Some people will agree with this, and some people won't. But I've made a decision that what's best for me is to add some fish back into my diet. But in doing so, I find it extremely important to make sure that the plant-based portion of my meals dwarfs the fish portion of my meals.
For example, tonight I had 3 ounces of salmon, but I had two plates of plant-based foods along with it.
And for those nights when I choose to have salmon or fish, as I did tonight, I plan to also make a special effort to ensure that I can still say that the meal is plant-based. Here, there are two plates, both of which I ate tonight. One is the cooked plate and includes asparagus, brown and wild rice topped with cooked salsa, a large leaf of green chard with the stem removed and a 3 oz. piece of coho salmon.
On the raw plate are cherry tomatoes, radishes, orange peppers and carrots.
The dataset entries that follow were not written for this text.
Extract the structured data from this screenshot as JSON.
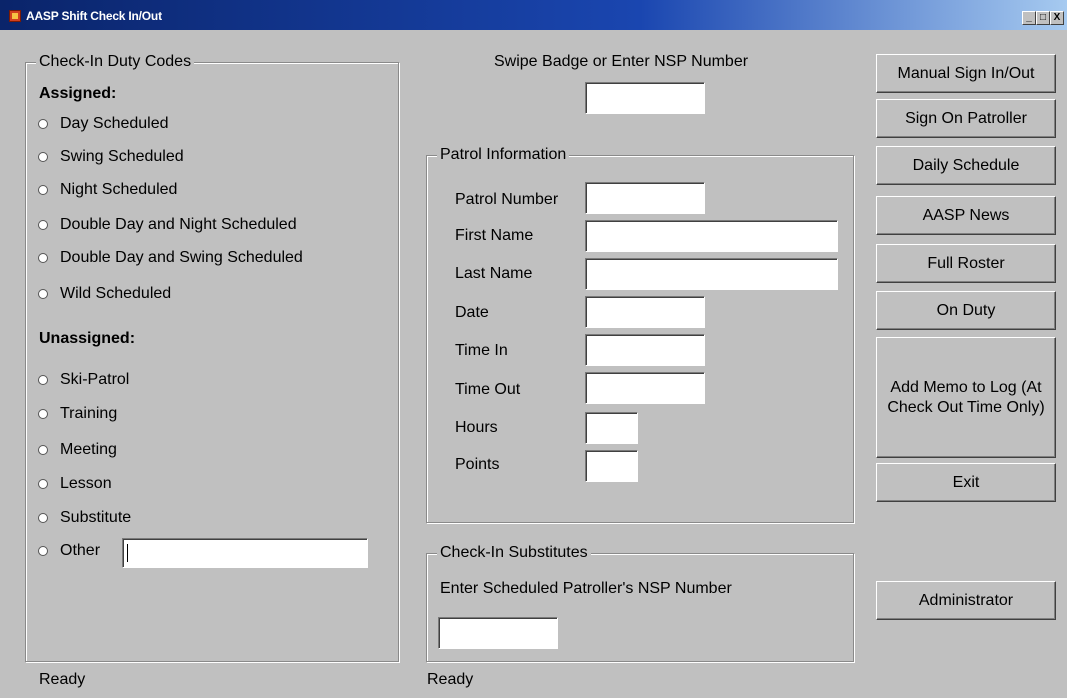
{
  "window": {
    "title": "AASP Shift Check In/Out",
    "minimize": "_",
    "maximize": "□",
    "close": "X"
  },
  "duty_codes": {
    "legend": "Check-In Duty Codes",
    "assigned_heading": "Assigned:",
    "assigned": [
      "Day Scheduled",
      "Swing Scheduled",
      "Night Scheduled",
      "Double Day and Night Scheduled",
      "Double Day and Swing Scheduled",
      "Wild Scheduled"
    ],
    "unassigned_heading": "Unassigned:",
    "unassigned": [
      "Ski-Patrol",
      "Training",
      "Meeting",
      "Lesson",
      "Substitute",
      "Other"
    ],
    "other_value": ""
  },
  "badge": {
    "prompt": "Swipe Badge or Enter NSP Number",
    "value": ""
  },
  "patrol": {
    "legend": "Patrol Information",
    "fields": {
      "patrol_number": {
        "label": "Patrol Number",
        "value": ""
      },
      "first_name": {
        "label": "First Name",
        "value": ""
      },
      "last_name": {
        "label": "Last Name",
        "value": ""
      },
      "date": {
        "label": "Date",
        "value": ""
      },
      "time_in": {
        "label": "Time In",
        "value": ""
      },
      "time_out": {
        "label": "Time Out",
        "value": ""
      },
      "hours": {
        "label": "Hours",
        "value": ""
      },
      "points": {
        "label": "Points",
        "value": ""
      }
    }
  },
  "substitutes": {
    "legend": "Check-In Substitutes",
    "prompt": "Enter Scheduled Patroller's NSP Number",
    "value": ""
  },
  "buttons": {
    "manual_sign": "Manual Sign In/Out",
    "sign_on_patroller": "Sign On Patroller",
    "daily_schedule": "Daily Schedule",
    "aasp_news": "AASP News",
    "full_roster": "Full Roster",
    "on_duty": "On Duty",
    "add_memo": "Add Memo to Log (At Check Out Time Only)",
    "exit": "Exit",
    "administrator": "Administrator"
  },
  "status": {
    "left": "Ready",
    "right": "Ready"
  }
}
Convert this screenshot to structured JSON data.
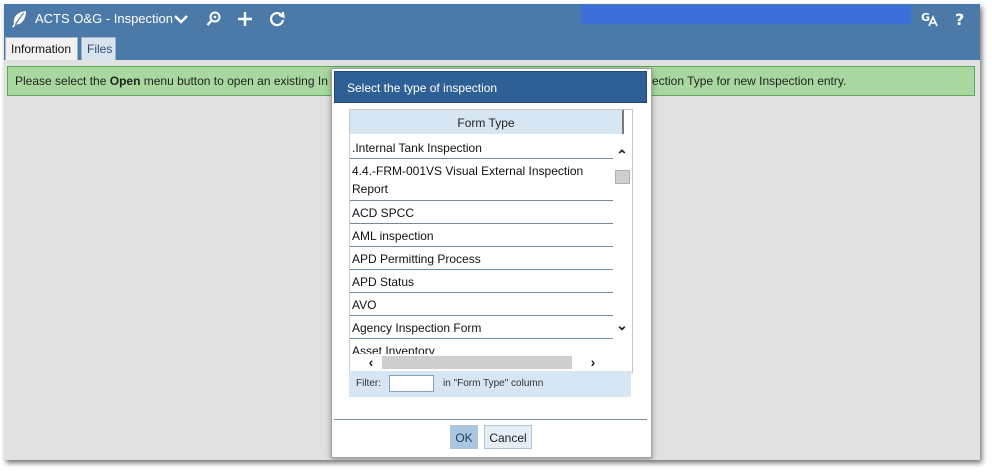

I believe that eating a wide variety of different vegetables of different colors and to include dark leafy green vegetables like the chard, both cooked and raw, is the secret to good health. And with the EPA and DHA omega-3s that are in salmon, I believe that also contributed to a healthy meal tonight.
Regarding the eating of fish, I believe there are good healthy reasons to eat fish, and there are good healthy reasons to not eat fish. There are also sustainability issues associated with eating fish. And of course, there are economic reasons to not eat fish. In the end, it comes down to a benefits versus the risk evaluation, and where each person falls on that scale, is an individual decision.
I'm not advocating that anybody eat fish. But if a person does choose to eat fish, I would advocate that their dinner plates look something like the above --- with a ton of different kinds of vegetables of all different colors, including dark leafy green vegetables, and both raw and cooked vegetables. With that, it's hard to go wrong.